In the manufacture of paper and board products, a highly aqueous stock consisting of about 98-99.8% water and from 0.2-2% papermaking fibers and other solids is ejected at high speed from a headbox slice onto a moving forming fabric. Adjacent the head box slice, the forming fabric passes in sliding contact over a plurality of static fabric support elements known as blades which serve to support the forming fabric, and to define a reference surface over which the forming fabric moves. Depending on the surface profile chosen for the fabric support elements, they may act as a doctoring device and assist in draining water from and generating turbulence in the stock on the forming fabric. The fabric support surfaces usually include a lead blade located more or less underneath the point at which the stock jet impinges the forming fabric, followed downstream by at least two additional blades, each of which may be flat, or profiled to act as foils (e.g. as disclosed by Wrist in U.S. Pat. No. 2,928,465) or as agitators (e.g. as disclosed by Johnson, in U.S. Pat. No. 3,874,998), although stock agitation is not typically initiated at this very early point in a forming section. The fabric contact elements, which are typically ceramic, are normally mounted onto a vertically adjustable supporting structure using either a dovetail or a T-bar support
U.S. Pat. No. 6,780,286 to Van Essen et al. discloses an apparatus by which a paper maker can alter the number of fabric support elements in contact with the forming fabric in the area immediately after the stock impinges onto the forming fabric adjacent to the head box slice so as either to enhance, to maintain, or to diminish stock activity and thereby optimize agitation in accordance with papermaking conditions to provide a product of acceptable quality. Here, a contact element with a given profile can be vertically adjusted to be out of contact with the forming fabric and a support element with a different profile vertically adjusted to be in contact with the forming fabric.
A number patents show vertically adjustable support element mounting devices for use in papermaking machines. Typical structures are shown by: Bartelmuss et al in U.S. Pat. No. 5,660,689; Bubik et al. in U.S. Pat. No. 5,262,010 and U.S. Pat. No. 5,061,347; and Jaakkola U.S. Pat. No. 5,387,320.

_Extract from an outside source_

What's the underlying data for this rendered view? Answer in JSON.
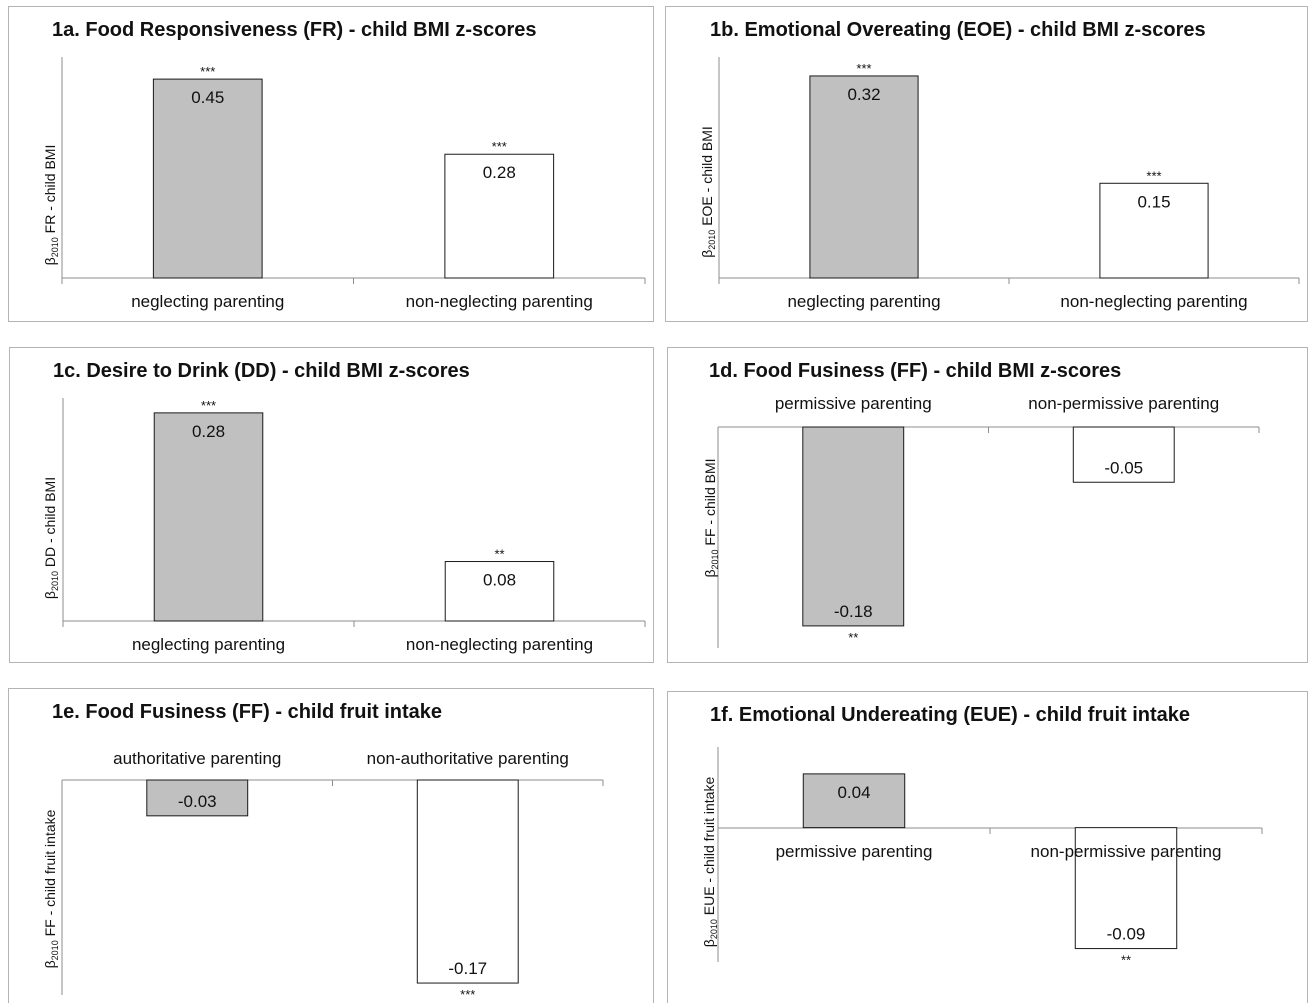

FIGS. 1A-1C of the present application show some of the current designs for vertically adjustable support element mounting devices on the market. FIG. 1A shows a prior art blade support device 10a having a pneumatic air tube 12 located on a support member 20. The pneumatic air tube 12 contacts the bottom of a blade support 18 upon which the blade or doctoring element 16 is mounted. Slide control surfaces 14 are provided on the support member 20 to linearly guide the blade support 18 as it is extended upwardly by inflating the pneumatic air tube 12. FIG. 1B shows a similar arrangement of a prior art blade support device 10b in which the blade support 18 moves linearly upwardly along slide control surfaces 14. FIG. 1C shows a third blade support device 10c in which the blade support 18 is constrained for linear movement via slide control surfaces 14 on the support member 20 in order to move the doctoring element or blade 16 on the blade support 18 into or out of contact with a fabric surface. In this arrangement, two separate pneumatic air tubes 12a, 12b are provided with the first pneumatic air tube 12a being inflated in order to raise the blade and the second pneumatic air tube 12b being inflated in order to retract the blade from contact with the fabric.
These prior art arrangements rely on various methods of pneumatic retraction by a second actuator (tube 12b) or no positive retraction at all. All of these prior art devices also provide a linear movement using a linear guide mechanism wherein the support structure of the doctoring blade is constrained by a static bearing surface.
The current designs on the market rely on mating surfaces, which slide to control the movement of the doctoring element. This method inherently has excessive friction, which can increase if paper fibers from the slurry enter into these arrangements resulting in less controllability and loading sensitivity. Further, a complex system is required to provide for positive extension and retraction of the doctoring blade.